停止し、調査を経て段階的に再開した
エネクス・インフラ投資法人は6月10日、群馬県に保有する「高崎太陽光発電所B」(出力:53.7MW/DC、40.0MW/AC)について、PCS(パワーコンディショナー)から出火があり、6月6日より運転を停止したと発表した。火災は6月5日午後4時頃に発生し、消防と警察が出動。人的被害はなく、火は鎮火された。
また、同型のPCSを採用している「高崎太陽光発電所A」(出力:11.6MW/DC、8.0MW/AC)についても、安全確保の観点から翌6日より運転を停止していた。
両発電所の運転再開に向けては、EPC(設計・調達・建設)およびO&Mを担当するMAETEL CONSTRUCTION JAPANとPCSメーカーによる現地調査が行われ、6月15日より段階的に運転を再開している。なお、運転再開の完了時期については現時点では公表されていない。
高崎太陽光発電所AおよびBは、いずれもエネクス・インフラ投資法人が2023年に取得したものである。FIT価格は、高崎太陽光発電所Aが40円/kWh、高崎太陽光発電所Bが32円/kWhで、いずれも2040年3月までの契約となっている。特に高崎太陽光発電所Bは、高崎市内で最大規模の太陽光発電所である。

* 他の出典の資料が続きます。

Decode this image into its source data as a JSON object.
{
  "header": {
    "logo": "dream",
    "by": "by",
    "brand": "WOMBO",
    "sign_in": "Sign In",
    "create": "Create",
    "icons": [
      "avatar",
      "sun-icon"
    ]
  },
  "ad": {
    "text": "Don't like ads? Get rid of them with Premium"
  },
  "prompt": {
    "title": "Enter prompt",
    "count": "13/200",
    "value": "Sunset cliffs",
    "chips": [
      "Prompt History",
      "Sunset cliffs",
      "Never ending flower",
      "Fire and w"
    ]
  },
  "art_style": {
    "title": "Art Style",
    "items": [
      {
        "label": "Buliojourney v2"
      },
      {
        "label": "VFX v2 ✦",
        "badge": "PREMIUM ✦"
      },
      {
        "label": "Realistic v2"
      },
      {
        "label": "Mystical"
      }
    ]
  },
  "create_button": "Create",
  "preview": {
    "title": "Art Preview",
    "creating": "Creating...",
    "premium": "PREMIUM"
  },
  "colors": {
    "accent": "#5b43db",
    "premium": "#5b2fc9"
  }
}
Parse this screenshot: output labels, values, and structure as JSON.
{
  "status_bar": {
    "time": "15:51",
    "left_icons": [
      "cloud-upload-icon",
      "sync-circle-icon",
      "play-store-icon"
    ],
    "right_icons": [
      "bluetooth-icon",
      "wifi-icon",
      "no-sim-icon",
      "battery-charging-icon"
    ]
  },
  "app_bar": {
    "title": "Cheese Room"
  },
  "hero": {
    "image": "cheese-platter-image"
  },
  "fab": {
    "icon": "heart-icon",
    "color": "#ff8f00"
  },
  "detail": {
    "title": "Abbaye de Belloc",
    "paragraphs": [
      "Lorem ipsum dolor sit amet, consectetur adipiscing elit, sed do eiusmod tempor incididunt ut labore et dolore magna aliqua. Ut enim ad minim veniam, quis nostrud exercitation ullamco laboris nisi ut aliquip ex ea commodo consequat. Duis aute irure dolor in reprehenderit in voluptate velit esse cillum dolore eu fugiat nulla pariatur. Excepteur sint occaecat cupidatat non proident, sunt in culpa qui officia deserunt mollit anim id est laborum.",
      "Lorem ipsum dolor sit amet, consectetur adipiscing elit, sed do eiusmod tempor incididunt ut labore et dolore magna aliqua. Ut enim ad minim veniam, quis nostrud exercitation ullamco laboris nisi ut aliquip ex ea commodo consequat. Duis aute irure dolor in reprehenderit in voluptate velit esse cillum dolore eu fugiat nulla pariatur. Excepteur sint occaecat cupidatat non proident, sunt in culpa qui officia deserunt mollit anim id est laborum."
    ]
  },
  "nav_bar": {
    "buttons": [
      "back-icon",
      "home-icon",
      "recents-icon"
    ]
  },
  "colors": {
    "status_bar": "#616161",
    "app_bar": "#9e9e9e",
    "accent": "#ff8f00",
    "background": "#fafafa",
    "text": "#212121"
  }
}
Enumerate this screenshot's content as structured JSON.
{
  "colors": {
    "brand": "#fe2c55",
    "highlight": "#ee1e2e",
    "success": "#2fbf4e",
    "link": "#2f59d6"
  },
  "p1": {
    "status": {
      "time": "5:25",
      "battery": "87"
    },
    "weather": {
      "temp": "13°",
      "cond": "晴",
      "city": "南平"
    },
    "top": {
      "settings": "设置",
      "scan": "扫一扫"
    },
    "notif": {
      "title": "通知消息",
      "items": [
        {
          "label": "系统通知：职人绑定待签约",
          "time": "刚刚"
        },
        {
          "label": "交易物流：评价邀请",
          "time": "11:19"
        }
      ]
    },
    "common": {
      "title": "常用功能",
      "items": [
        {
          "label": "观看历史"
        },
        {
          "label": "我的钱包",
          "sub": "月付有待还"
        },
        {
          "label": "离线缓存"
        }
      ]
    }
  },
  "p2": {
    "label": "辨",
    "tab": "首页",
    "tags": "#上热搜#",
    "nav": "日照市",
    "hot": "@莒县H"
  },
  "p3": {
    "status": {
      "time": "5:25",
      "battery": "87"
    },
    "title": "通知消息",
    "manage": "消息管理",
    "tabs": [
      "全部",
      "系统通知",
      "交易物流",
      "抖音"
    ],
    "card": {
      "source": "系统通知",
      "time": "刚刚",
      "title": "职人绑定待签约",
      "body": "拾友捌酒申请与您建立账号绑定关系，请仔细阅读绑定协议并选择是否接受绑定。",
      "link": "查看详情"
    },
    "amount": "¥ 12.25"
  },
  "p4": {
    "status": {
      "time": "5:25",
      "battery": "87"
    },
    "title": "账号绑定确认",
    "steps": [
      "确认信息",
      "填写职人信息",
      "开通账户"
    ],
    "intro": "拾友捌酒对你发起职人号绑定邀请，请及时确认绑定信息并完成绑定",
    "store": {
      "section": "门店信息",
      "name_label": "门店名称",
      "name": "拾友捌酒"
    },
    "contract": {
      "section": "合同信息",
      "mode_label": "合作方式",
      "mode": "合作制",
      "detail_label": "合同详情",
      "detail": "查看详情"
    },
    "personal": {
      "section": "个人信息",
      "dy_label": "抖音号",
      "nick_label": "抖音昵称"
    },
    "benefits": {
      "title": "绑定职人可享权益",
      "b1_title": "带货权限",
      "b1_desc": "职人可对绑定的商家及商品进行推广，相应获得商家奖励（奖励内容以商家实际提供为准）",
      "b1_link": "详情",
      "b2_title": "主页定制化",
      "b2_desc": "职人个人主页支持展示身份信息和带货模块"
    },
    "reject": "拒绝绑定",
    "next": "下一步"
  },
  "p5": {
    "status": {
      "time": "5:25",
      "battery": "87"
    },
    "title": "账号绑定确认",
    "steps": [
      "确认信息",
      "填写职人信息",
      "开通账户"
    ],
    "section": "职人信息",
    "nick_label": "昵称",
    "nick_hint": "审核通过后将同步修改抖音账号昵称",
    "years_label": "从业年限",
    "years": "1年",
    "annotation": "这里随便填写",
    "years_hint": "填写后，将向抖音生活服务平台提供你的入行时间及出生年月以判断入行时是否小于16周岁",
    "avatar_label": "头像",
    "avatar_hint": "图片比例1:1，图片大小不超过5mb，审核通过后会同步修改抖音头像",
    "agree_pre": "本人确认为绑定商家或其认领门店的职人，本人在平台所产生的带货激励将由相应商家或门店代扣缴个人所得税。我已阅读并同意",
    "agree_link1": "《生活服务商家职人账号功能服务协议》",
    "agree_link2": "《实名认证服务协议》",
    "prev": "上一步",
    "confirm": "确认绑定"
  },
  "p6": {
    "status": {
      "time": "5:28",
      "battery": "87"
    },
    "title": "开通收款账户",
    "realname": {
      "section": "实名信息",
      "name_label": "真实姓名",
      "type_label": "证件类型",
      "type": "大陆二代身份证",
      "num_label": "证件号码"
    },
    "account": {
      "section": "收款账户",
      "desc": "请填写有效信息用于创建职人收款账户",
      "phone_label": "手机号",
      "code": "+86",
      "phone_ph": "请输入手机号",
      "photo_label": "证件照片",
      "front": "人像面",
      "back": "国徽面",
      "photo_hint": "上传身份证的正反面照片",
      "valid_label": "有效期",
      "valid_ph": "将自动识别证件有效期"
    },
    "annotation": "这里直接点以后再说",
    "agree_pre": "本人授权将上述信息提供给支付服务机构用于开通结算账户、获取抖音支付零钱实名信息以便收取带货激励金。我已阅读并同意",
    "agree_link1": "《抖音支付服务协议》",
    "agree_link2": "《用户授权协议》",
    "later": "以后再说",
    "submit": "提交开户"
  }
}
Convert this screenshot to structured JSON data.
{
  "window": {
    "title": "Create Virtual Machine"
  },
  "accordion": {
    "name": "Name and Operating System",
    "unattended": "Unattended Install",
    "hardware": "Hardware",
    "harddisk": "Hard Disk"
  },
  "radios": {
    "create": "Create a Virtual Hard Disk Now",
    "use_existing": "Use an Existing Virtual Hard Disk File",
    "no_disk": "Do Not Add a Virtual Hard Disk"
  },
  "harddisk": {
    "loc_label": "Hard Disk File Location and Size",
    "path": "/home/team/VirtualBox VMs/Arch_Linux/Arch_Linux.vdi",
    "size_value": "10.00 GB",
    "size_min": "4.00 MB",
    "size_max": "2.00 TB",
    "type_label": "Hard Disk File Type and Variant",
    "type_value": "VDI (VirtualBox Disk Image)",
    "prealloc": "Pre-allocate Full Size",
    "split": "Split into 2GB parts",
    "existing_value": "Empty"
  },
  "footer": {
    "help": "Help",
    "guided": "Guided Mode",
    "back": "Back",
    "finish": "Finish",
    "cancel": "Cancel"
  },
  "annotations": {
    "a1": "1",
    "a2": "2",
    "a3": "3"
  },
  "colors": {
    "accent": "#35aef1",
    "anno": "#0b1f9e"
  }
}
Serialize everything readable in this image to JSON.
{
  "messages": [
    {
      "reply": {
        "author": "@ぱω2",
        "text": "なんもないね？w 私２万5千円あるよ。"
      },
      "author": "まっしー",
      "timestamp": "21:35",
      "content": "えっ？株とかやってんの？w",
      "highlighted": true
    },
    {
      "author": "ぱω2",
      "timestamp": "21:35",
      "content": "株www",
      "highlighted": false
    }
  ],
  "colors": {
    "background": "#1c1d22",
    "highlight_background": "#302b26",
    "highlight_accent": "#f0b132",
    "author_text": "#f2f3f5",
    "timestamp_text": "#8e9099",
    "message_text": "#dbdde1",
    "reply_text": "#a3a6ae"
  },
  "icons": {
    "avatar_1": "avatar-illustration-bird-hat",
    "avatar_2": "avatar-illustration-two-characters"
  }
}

近年、PCSを原因とする火災事故は太陽光発電業界全体の課題となっている。メガソーラービジネスの報道によると、製品評価技術基盤機構(NITE)が公表した2022年度の統計では、事業用太陽光発電所(50kW以上)で発生した453件の事故のうち、98.8%がPCSに関連するもので、そのうち61.8%が「原因不明」とされている。